Get lost in translation at perhaps the world’s best bookstore, Tokyo’s Daikanyama Tsutaya Books. Located in one of Tokyo’s coolest neighborhoods, tourists and locals alike flock to the massive retailer, and with good reason: there’s literally something for everyone. A part of the architecturally stunning Daikanyama T-Site, the three-building complex also sells music, toys, snacks and upscale gifts like vintage cameras and fine wines.
When we visited the Japanese rental chain’s most beautiful (and ambitious) location, we were taken aback by its broad appeal. The site was teeming with people of all types, ages, shapes, sizes! Children sat with their parents at the store’s requisite Starbucks. Local hipsters checked out oversized, rare magazines. Executives met for a weekday lunch in a lounge so beautiful it took our breath away. Tourists soaked it all in, running their fingers down the spines of artfully-displayed coffee table books, snapping pictures almost constantly.

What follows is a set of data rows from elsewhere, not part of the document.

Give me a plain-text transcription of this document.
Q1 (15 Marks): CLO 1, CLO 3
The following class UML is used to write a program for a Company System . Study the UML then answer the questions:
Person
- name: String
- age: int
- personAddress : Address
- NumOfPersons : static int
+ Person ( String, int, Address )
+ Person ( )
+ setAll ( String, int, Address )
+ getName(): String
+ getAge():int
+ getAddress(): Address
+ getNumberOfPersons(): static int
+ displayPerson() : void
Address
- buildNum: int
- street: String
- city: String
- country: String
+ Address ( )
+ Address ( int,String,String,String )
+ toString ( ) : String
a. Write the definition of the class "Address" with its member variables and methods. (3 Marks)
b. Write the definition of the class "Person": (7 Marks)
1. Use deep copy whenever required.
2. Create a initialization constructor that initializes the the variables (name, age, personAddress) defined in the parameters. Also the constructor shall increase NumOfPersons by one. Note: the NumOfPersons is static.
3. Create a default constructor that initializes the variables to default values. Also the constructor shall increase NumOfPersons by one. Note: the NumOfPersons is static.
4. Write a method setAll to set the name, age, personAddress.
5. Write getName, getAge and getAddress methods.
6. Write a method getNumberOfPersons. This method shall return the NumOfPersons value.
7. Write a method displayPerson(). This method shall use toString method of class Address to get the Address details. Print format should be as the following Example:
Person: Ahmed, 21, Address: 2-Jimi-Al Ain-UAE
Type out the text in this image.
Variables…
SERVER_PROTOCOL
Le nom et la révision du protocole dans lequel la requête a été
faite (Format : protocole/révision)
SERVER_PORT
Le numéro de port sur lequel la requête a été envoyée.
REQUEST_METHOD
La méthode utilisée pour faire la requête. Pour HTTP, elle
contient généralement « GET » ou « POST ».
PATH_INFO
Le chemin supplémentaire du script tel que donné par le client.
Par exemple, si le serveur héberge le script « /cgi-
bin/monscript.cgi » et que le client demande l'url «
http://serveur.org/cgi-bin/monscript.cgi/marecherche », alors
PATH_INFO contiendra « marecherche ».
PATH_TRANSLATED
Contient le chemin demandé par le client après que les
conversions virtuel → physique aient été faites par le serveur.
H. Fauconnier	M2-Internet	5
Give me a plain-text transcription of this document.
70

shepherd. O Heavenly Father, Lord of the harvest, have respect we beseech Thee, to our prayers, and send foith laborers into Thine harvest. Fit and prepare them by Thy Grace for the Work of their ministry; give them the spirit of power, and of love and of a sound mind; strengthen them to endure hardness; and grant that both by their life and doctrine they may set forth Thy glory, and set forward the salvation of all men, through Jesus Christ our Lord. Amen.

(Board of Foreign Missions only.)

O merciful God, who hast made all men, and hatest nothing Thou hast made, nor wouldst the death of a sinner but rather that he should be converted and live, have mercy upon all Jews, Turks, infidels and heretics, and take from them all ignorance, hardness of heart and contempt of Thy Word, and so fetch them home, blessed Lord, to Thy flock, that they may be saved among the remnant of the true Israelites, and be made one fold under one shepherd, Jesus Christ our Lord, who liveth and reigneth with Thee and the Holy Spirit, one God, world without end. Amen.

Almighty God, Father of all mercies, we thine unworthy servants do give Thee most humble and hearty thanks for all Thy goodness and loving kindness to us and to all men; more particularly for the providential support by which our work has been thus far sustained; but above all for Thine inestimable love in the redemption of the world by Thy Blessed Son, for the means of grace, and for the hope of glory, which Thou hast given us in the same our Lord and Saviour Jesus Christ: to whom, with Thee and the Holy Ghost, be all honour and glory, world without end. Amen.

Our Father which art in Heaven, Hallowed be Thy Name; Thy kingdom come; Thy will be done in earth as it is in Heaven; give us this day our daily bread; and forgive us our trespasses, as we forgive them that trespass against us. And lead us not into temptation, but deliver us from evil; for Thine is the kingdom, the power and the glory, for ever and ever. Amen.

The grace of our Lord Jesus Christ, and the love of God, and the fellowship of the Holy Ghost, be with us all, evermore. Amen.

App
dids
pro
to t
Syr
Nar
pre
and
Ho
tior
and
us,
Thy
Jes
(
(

We longed for such a store in the States, but wondered: could a place like this succeed (and make rent) in America, today? And what behemoth brand would dare to build—and pay for—it? Amazon? Unlikely. Barnes and Noble? Perhaps. Would there be enough appreciation for the architecture, for books common and rare, for travel, for music? Probably. After all, it’s the unparalleled customer experience—think multisensory entertainment, unbelievable aesthetics, a sense of community—that makes Daikanyama T-Site a must-visit, despite that fact that ordering a book or gift online is inherently more convenient.